Un popolo che conta dieci milioni di anime non può dirsi minoranza. Se però vive in una Cina abitata da quel miliardo e tre di popolazione totale, la sua voce diventa talmente bassa che neanche si sente. Gli uiguri, il popolo in questione, sono da sempre una spina nel fianco di Pechino. Musulmani, con una lingua differente e uno sguardo in costante attenzione verso i Paesi amici, in quel vasto mondo che un tempo si chiamava Turkestan. Gli uiguri la Cina li ha sempre combattuti. Adducendo sentimenti indipendentisti, con derive terroristiche di stampo jihadista. Nessuno le ha mai detto niente. Gli uiguri non godono dei privilegi mediatici del Tibet. Questo perché non si può dare sempre addosso alla Cina. Ma anche, anzi, soprattutto perché basta giustificare una pulizia etnica con la presenza di amici di al-Qaeda nel territorio che nessuno dice niente.
La polizia cinese ha appena pubblicato una lista di sei terroristi musulmani i cui capitali e beni sono stati congelati e posti sotto sequestro. Secondo il Ministero della Pubblica Sicurezza di Pechino, i sei sarebbero tutti membri chiave del gruppo terroristico “Movimento islamico del Turkestan orientale” e avrebbero organizzato, pianificato e realizzato atti terroristici contro obiettivi cinesi dentro e fuori le frontiere nazionali. Il gruppo rappresenterebbe per la Cina la più diretta e concreta minaccia alla sicurezza interna ed è perciò auspicabile che i governi stranieri collaborino con le autorità di Pechino per catturare i sei e consegnarli alla giustizia.
Il problema uiguro è annoso. Ma negli ultimi due anni pare che sia diventato ancora più scottante.

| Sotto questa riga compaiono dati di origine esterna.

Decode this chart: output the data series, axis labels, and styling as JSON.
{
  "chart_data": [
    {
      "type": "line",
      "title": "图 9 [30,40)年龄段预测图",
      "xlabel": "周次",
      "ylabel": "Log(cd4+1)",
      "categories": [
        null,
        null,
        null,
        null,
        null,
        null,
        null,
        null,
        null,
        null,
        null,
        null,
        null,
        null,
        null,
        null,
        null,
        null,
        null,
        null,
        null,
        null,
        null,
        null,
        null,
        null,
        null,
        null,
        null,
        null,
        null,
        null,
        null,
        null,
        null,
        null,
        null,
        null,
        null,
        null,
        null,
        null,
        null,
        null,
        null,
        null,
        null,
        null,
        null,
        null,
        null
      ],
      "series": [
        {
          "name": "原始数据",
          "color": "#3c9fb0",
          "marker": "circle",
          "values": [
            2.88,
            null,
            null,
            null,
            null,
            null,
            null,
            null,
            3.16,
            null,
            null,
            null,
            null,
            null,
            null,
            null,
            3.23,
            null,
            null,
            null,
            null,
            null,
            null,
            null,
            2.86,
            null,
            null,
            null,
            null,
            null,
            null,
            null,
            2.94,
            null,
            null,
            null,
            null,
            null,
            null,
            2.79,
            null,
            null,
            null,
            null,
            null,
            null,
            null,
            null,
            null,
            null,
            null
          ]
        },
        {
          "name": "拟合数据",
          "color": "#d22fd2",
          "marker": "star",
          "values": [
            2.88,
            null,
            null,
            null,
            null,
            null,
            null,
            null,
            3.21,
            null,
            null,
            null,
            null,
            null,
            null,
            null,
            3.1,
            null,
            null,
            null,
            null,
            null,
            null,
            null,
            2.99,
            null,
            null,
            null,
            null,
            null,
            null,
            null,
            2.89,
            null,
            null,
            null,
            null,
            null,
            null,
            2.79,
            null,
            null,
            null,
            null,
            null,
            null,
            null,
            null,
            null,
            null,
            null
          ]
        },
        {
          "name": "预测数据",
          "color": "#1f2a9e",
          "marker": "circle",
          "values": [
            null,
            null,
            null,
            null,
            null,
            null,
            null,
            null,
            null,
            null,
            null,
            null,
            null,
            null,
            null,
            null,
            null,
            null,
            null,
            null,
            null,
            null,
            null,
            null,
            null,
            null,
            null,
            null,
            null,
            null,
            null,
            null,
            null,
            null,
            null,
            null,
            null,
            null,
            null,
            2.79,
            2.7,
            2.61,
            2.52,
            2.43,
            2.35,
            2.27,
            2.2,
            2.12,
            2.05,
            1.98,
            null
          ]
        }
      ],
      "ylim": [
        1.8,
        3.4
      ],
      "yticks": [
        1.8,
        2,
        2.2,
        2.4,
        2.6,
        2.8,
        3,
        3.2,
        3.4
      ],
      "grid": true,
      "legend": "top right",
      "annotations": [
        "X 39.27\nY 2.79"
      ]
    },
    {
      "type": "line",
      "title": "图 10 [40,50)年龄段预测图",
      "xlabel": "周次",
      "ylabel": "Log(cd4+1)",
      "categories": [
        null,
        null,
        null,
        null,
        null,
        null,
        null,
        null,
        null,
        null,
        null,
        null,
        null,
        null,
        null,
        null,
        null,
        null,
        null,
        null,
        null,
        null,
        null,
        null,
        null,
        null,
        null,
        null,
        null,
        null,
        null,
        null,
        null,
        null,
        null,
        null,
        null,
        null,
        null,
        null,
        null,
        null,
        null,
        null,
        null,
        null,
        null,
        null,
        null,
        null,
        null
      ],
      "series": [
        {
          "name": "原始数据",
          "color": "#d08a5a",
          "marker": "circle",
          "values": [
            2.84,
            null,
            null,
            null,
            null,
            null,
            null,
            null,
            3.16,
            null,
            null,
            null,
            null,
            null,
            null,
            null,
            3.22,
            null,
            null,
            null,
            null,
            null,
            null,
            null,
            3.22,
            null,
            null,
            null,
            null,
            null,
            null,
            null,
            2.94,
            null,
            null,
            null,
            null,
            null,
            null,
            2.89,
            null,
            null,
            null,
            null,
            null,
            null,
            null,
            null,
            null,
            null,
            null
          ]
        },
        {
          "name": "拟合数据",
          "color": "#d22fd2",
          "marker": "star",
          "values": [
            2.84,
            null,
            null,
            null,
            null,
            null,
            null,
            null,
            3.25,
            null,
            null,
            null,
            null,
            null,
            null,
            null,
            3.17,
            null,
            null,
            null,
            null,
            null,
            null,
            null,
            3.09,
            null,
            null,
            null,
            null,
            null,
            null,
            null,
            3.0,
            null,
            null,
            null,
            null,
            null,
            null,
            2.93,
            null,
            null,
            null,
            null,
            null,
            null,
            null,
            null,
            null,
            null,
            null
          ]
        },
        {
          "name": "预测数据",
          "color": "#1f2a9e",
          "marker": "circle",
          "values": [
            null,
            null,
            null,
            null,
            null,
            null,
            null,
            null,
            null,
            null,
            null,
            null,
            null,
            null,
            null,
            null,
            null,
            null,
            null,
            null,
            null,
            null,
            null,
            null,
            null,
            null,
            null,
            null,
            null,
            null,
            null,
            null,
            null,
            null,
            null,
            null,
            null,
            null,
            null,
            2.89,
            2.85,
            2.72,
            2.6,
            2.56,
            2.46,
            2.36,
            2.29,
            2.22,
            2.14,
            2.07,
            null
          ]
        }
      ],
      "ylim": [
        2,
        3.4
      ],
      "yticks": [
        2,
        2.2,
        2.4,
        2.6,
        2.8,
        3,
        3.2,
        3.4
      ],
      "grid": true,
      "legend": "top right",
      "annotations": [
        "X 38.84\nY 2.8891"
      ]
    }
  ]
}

L’estate scorsa, gli scontri nella città di Kashgar hanno provocato decine di vittime. Il problema è dato sì dalle mire di autodeterminazione di questa minoranza, sì dallo stato di polizia che Pechino ha imposto a tutta la parte della provincia nord-occidentale del Xinjiang. Ma anche dalla presenza di immigrati cinesi, costretti a coabitare con l’etnia locale per volontà governativa. Soluzione furbesca, questa. Pechino riversa nello Xinjiang milioni di cinesi propriamente detti, così la minoranza diventa sempre più minoranza e il territorio perde quell’identità che permetterebbe agli uiguri di rivendicarlo come proprio Stato nazionale. È un conflitto etnico a tutti gli effetti. Dimenticato, ovviamente. Ma anche con una punta terminale di strategia geopolitica. È lo Xinjiang uiguro che confina con Afghanistan e Pakistan e che quindi permette a Pechino di essere tanto influente in Asia centro-meridionale.